Quick background on this little odyssey...

Scott, my hard-working, dedicated husband and dad to these two wild animals that we call children, works for AIRINC (http://www.air-inc.com/). AIRINC is a company that essentially collects real, honest data on the cost of living in a bajillion places all over the world. Fortune 100 companies pay AIRINC for this information so that they can figure out how much it would cost to send, for example, an Australian family living in Hong Kong to live temporarily in Paris, France. They are international HR consultants and then some. Complicated, but it gives you a sense of the global travel that's available to one, if one works for AIRINC. And Scott's the Director of Marketing so he gets some extra perks. Like an assignment in Brussels for 6-7 weeks that includes his family. And how we visit the AIRINC Amsterdam office for 3 days. And Paris and whoknowswhereelse. We are a very fortunate family and I am exceedingly thankful for this opportunity.

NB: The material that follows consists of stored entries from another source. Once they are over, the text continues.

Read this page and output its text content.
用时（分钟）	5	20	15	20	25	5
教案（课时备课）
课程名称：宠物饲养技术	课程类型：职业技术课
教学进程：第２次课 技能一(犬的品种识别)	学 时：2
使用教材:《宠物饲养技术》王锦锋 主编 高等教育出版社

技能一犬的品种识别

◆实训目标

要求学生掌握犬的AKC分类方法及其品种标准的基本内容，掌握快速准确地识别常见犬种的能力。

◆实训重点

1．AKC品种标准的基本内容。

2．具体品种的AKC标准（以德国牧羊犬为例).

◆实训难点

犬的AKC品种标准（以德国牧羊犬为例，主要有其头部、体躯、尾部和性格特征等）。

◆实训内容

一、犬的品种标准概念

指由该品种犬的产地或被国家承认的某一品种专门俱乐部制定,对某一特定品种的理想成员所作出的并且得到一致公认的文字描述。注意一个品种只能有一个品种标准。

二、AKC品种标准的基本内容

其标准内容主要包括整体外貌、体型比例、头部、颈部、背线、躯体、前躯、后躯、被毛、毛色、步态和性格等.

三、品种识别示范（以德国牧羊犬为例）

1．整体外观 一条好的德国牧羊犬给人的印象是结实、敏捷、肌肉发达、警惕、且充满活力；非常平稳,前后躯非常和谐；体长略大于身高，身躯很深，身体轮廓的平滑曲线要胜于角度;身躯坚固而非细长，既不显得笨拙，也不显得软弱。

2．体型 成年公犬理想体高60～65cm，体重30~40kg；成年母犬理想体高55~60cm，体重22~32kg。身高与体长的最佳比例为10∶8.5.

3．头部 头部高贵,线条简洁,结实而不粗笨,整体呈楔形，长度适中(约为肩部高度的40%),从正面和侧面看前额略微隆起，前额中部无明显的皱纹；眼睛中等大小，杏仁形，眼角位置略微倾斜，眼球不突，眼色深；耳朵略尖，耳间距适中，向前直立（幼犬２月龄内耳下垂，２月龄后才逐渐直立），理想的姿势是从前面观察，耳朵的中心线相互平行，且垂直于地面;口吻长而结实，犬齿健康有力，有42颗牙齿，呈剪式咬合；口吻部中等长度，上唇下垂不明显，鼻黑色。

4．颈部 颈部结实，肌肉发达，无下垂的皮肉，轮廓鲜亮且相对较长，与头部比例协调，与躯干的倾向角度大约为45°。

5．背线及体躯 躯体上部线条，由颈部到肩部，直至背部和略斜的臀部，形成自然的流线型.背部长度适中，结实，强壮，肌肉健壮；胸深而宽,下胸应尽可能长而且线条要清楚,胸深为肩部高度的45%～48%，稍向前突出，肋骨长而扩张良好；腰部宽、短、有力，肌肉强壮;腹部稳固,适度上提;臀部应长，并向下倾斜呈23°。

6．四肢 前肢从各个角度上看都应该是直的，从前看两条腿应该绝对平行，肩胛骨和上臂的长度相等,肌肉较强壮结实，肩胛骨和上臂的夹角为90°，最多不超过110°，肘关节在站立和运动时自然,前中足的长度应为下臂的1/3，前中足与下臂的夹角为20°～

No doubt and high fives all around.

So, we've been away from Boston and Brookline and our friends and family for over a week and today I had a small, wee chance to ponder this whole thing....to think about being a parent of kids in another country and how unbelievably resourceful, creative, fast, intelligent, strong, and nearly-magical one has to be. As a parent. Away from home and all things familiar.

We've had some really great highs and some occasional lows. The weather hasn't been that stellar...Frankly, every single day it's rained. Either a tropical, sporadic shower or a windy, wet, cold, dreadful spit that lasts all day. Today's a dreadful spit. With wind. In the face. And we're in Amsterdam, a new location for us that's been less than easy. Scott had a presentation at the AIRINC Amsterdam office so we tagged along for the three days here. Today, Scott was in the office so me and the kids took a 'scenic tour' or canal bus:



(http://www.canal.nl/ne/theme.php?theme_id=3) to tour Amsterdam under cover, on the water, to see the sights. We enjoyed the ride for the first 20 minutes or so (it always seems to me that 20 minutes is the shelf-life of a temper tantrum, tears, wailing session or the exact opposite: good, easy times, happiness, enlightenment-if you're under 9 years old) and then boredom and antsiness takes over.

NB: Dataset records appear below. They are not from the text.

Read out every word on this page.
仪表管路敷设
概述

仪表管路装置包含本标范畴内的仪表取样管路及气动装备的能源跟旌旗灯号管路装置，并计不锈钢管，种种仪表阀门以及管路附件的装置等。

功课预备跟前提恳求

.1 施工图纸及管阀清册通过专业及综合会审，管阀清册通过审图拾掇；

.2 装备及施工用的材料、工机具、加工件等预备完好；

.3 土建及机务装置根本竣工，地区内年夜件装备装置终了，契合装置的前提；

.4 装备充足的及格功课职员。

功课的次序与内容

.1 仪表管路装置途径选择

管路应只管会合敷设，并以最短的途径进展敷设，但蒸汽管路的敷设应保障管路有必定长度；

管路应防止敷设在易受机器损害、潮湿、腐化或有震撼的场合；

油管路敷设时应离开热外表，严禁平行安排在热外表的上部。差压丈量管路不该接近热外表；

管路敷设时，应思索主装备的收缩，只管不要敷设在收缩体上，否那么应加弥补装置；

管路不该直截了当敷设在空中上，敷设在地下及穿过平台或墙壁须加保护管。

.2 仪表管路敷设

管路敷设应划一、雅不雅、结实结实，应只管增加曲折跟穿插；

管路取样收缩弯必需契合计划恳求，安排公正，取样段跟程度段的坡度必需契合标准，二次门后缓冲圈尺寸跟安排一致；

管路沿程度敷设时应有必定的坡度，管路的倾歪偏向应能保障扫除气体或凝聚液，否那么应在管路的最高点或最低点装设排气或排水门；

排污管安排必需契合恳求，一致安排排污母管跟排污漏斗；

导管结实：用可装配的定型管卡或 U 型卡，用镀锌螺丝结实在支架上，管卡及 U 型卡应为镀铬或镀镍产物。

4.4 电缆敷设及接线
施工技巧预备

Today was truly a low point. Both as a parent and as a kid. The mean, ouchy rain and the mean, ouchy mom-combined. Kids have had a total of 5 time-outs, each. I hit Maia with an umbrella (I can now laugh about it) and told Colby that if he was run over by some highspeed bicyclist or
train I was going to kill him.















I am so ready for a drink.

Total confessional today- without decent pics, although I did truly try to capture with my camera one of the hundreds of times the kids were hitting, punching, picking-on, teasing, pulling, pinching each other. But I'll save that for another one. Tomorrow, it's supposed to be sunny and I think Scott may take them for a while to the park. Where they can run and run and run. And I can have some rejuvinating, very-necassary private time.

2 comments:

Anonymous said...

stay strong.

you're a great mom, and you have great kids. as you alluded to in you post, its hard. and its no unreasonable for the kids to act out. particularly because they arent being raised by their uncle -- who is a TOTAL dreamboat by the way.

anyway, my point is this -- the kids' uncle colby is great guy, and any influence he can have on your children is only a good thing.

also -- we share the share the same ancestry as dick cheney. YES!

brrrrr,

fffffraakjf;einfa;

Anonymous said...

But Dick Cheny does not have the Colby name.

Talked to Marilyn Stockwell about your trip, read her your 'games" and her immediate respondse was payback time.